Initially apprenticed to a surgeon and pharmacist, Thomas Haweis (b. Redruth, Cornwall, England, 1734; d. Bath, England, 1820) decided to study for the ministry at Oxford and was ordained in the Church of England in 1757. He served as curate of St. Mary Magdalen Church, Oxford, but was removed by the bishop from that position because of his Methodist leanings. He also was an assistant to Martin Madan at Locke Hospital, London. In 1764 he became rector of All Saints Church in Aldwinkle, Northamptonshire, and later served as administrator at Trevecca College, Wales, a school founded by the Countess of Huntingdon, whom Haweis served as chaplain. After completing advanced studies at Cambridge, he published a Bible commentary and a volume on church history.
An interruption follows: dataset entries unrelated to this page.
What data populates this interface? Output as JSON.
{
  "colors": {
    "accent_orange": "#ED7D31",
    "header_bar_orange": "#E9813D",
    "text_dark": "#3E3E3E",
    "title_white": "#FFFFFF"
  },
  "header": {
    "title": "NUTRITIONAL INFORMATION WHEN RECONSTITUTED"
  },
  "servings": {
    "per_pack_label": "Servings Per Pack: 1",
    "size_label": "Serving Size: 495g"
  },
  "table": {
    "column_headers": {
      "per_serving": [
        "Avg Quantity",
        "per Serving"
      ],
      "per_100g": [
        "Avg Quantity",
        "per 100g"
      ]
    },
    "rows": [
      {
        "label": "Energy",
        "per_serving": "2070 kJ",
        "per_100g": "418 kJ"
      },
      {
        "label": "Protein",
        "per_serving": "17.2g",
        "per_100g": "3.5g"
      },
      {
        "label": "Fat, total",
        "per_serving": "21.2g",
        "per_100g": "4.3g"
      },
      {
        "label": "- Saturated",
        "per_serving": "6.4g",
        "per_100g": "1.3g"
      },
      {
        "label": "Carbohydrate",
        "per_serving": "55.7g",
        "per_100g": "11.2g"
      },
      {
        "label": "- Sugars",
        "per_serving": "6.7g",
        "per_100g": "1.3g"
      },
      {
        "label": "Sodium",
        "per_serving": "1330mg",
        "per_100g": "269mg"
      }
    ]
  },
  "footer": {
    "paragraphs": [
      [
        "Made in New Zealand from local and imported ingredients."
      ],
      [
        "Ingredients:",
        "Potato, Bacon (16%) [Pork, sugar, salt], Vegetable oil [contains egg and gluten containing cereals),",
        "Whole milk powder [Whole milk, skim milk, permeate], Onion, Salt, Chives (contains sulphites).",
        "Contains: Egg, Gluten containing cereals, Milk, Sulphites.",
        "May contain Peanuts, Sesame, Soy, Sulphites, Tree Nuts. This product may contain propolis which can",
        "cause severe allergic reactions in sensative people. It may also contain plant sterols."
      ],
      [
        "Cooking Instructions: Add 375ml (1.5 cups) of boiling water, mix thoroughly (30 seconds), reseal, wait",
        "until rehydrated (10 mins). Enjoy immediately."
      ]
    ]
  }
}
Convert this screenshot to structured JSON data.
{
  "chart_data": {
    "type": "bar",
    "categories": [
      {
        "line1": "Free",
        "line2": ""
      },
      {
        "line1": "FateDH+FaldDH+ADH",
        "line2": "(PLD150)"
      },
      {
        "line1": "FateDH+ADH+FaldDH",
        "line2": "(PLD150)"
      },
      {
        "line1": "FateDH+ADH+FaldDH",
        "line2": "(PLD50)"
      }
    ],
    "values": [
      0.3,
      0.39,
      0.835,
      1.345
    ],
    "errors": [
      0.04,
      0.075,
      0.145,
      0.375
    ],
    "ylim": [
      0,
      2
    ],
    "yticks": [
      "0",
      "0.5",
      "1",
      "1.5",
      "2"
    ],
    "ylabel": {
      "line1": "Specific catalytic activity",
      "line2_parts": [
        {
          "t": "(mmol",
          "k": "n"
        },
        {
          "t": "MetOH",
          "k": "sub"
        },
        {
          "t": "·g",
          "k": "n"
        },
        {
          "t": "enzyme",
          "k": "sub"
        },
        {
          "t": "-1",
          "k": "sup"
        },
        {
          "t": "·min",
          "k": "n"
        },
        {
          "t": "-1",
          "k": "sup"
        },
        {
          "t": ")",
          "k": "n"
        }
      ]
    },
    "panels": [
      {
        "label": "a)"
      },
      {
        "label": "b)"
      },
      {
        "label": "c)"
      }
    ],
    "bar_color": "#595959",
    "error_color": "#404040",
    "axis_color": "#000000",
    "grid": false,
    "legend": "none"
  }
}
Haweis was strongly interested in missions and helped to found the London Mission Society. His hymn texts and tunes were published in Carmino Christo, or Hymns to the Savior (1792, expanded 1808).
 
Samuel Webbe's (the elder; b. London, England, 1740; d. London, 1816) father died soon after Samuel was born without providing financial security for the family. Thus Webbe received little education and was apprenticed to a cabinet­maker at the age of eleven. However, he was determined to study and taught himself Latin, Greek, Hebrew, French, German, and Italian while working on his apprentice­ship. He also worked as a music copyist and received musical training from Carl Barbant, organist at the Bavarian Embassy. Restricted at this time in England, Roman Catholic worship was freely permitted in the foreign embassies. Because Webbe was Roman Catholic, he became organist at the Portuguese Chapel and later at the Sardinian and Spanish chapels in their respective embassies. He wrote much music for Roman Catholic services and composed hymn tunes, motets, and madrigals. Webbe is considered an outstanding composer of glees and catches, as is evident in his nine published collections of these smaller choral works. He also published A Collection of Sacred Music (c. 1790), A Collection of Masses for Small Choirs (1792), and, with his son Samuel (the younger), Antiphons in Six Books of Anthems (1818).
 
Craig S. Lang (b. Hastings, New Zealand, 1891; d. London, England, 1971), who wrote the descant, was educated at Clifton College, Bristol, England, and earned his D.Mus. at the Royal College of Music in London. Throughout his life he was an organist and a music educator as well as a composer of organ, piano, and choral works. Lang was also music editor of The Public School Hymn Book (1949). He named many of his hymn tunes after Cornish villages.